Research Groupings: Education Policy and Pedagogy and Curriculum
Lead Academics: Dr Peter Kelly, Dr Nick Pratt and Dr Jim Hordern
Project area: Education policy spaces and their relationships with practice
Work in this area considers how formal education is shaped by place and space; both the broader cultural and historical spaces of geographical location, and the regulatory space within which education operates. Its fundamental focus is on how these spaces affect the people and educational practices that operate within them.
Whilst we welcome novel applications in this broad area, we are particularly interested in the ways in which teaching based on research evidence used in schools is shaped by the cultural and historical contexts of its location; and in ways in which regulatory frameworks – curriculum, time/space, assessment – create pedagogical spaces that shape learning at all levels of education. Projects may be set in the UK and/or in other, mainly European, countries.
Research Grouping: Adventures in Posthumanism Research Group (with Children and Families, Learning outside Formal Education and Sustainable Education)

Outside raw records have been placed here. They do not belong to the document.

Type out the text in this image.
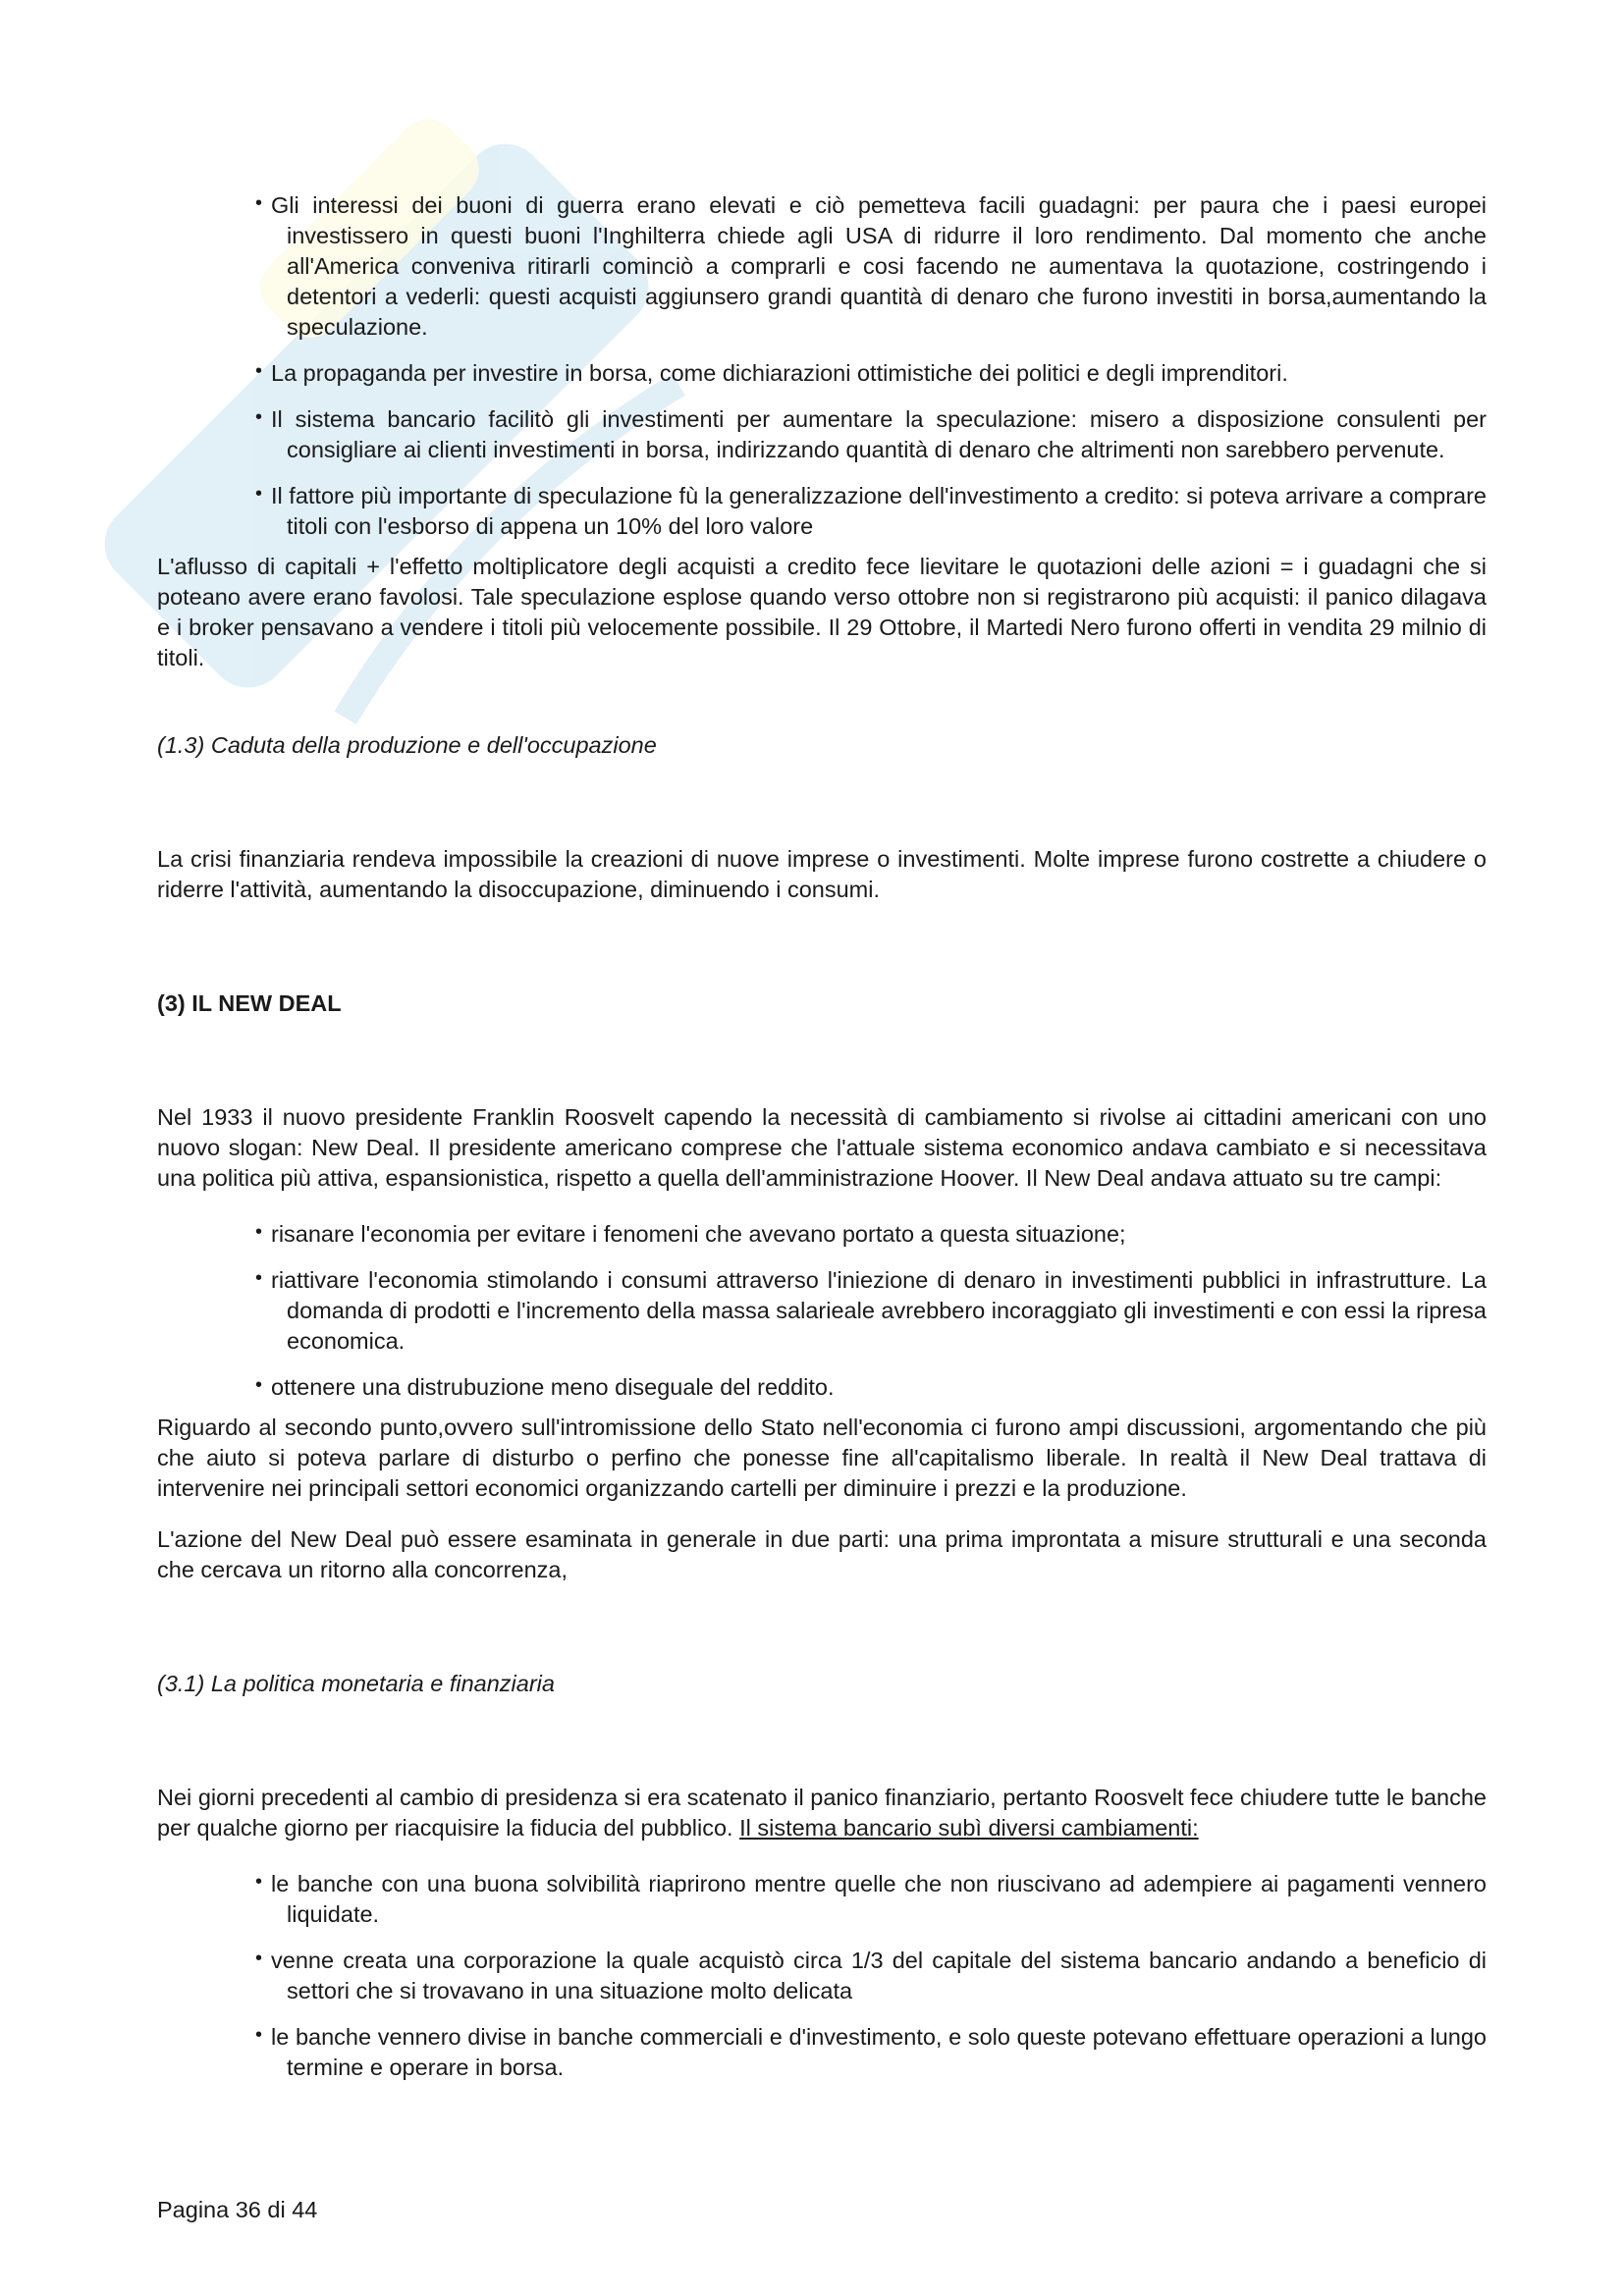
• Gli interessi dei buoni di guerra erano elevati e ciò pemetteva facili guadagni: per paura che i paesi europei investissero in questi buoni l'Inghilterra chiede agli USA di ridurre il loro rendimento. Dal momento che anche all'America conveniva ritirarli cominciò a comprarli e cosi facendo ne aumentava la quotazione, costringendo i detentori a vederli: questi acquisti aggiunsero grandi quantità di denaro che furono investiti in borsa,aumentando la speculazione.
• La propaganda per investire in borsa, come dichiarazioni ottimistiche dei politici e degli imprenditori.
• Il sistema bancario facilitò gli investimenti per aumentare la speculazione: misero a disposizione consulenti per consigliare ai clienti investimenti in borsa, indirizzando quantità di denaro che altrimenti non sarebbero pervenute.
• Il fattore più importante di speculazione fù la generalizzazione dell'investimento a credito: si poteva arrivare a comprare titoli con l'esborso di appena un 10% del loro valore

L'aflusso di capitali + l'effetto moltiplicatore degli acquisti a credito fece lievitare le quotazioni delle azioni = i guadagni che si poteano avere erano favolosi. Tale speculazione esplose quando verso ottobre non si registrarono più acquisti: il panico dilagava e i broker pensavano a vendere i titoli più velocemente possibile. Il 29 Ottobre, il Martedi Nero furono offerti in vendita 29 milnio di titoli.

(1.3) Caduta della produzione e dell'occupazione

La crisi finanziaria rendeva impossibile la creazioni di nuove imprese o investimenti. Molte imprese furono costrette a chiudere o riderre l'attività, aumentando la disoccupazione, diminuendo i consumi.

(3) IL NEW DEAL

Nel 1933 il nuovo presidente Franklin Roosvelt capendo la necessità di cambiamento si rivolse ai cittadini americani con uno nuovo slogan: New Deal. Il presidente americano comprese che l'attuale sistema economico andava cambiato e si necessitava una politica più attiva, espansionistica, rispetto a quella dell'amministrazione Hoover. Il New Deal andava attuato su tre campi:

• risanare l'economia per evitare i fenomeni che avevano portato a questa situazione;
• riattivare l'economia stimolando i consumi attraverso l'iniezione di denaro in investimenti pubblici in infrastrutture. La domanda di prodotti e l'incremento della massa salarieale avrebbero incoraggiato gli investimenti e con essi la ripresa economica.
• ottenere una distrubuzione meno diseguale del reddito.

Riguardo al secondo punto,ovvero sull'intromissione dello Stato nell'economia ci furono ampi discussioni, argomentando che più che aiuto si poteva parlare di disturbo o perfino che ponesse fine all'capitalismo liberale. In realtà il New Deal trattava di intervenire nei principali settori economici organizzando cartelli per diminuire i prezzi e la produzione.

L'azione del New Deal può essere esaminata in generale in due parti: una prima improntata a misure strutturali e una seconda che cercava un ritorno alla concorrenza,

(3.1) La politica monetaria e finanziaria

Nei giorni precedenti al cambio di presidenza si era scatenato il panico finanziario, pertanto Roosvelt fece chiudere tutte le banche per qualche giorno per riacquisire la fiducia del pubblico. Il sistema bancario subì diversi cambiamenti:

• le banche con una buona solvibilità riaprirono mentre quelle che non riuscivano ad adempiere ai pagamenti vennero liquidate.
• venne creata una corporazione la quale acquistò circa 1/3 del capitale del sistema bancario andando a beneficio di settori che si trovavano in una situazione molto delicata
• le banche vennero divise in banche commerciali e d'investimento, e solo queste potevano effettuare operazioni a lungo termine e operare in borsa.
Pagina 36 di 44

Lead Academics: Professor Jocey Quinn and Dr Joanna Haynes
Project area: Intergenerational Learning in More than Human Places
The work in this area uses a posthuman approach to explore how intergenerational learning troubles notions of age, identity and place. It connects current research on invisible education beyond formal spaces, including lifelong learning in dementia, with work on intergenerational philosophy and post-age pedagogies. This is linked to the Adventures in Posthuman transdisciplinary international network, which brings together academics from across the Humanities and Social Sciences, postgraduate students, artists and informal educators, alongside the university’s wider expertise in marine/coastal environments.
Whilst we welcome novel applications in this broad area, we are particularly interested in applicants who can contribute to a project aiming to bring older people and children together in post-verbal and post-age learning encounters, particularly where these encounters involve water/coastal places.
Research Grouping: Centre for Sustainable Futures
Lead Academic: Dr Paul Warwick
Project area: Education for Sustainable Development
Work in this area will be focused around the Centre for Sustainable Futures in Education (CSFe) and based within the University’s pioneering Sustainability Hub which is a new collaborative space for sustainability research, education and partnerships.
Whilst we welcome novel applications in this broad area, we are particularly interested in sustainability and climate change education, regenerative learning, rewilding education, applied and participatory pedagogies for civic engagement, and whole-institution/systems thinking approaches to learning for Sustainability.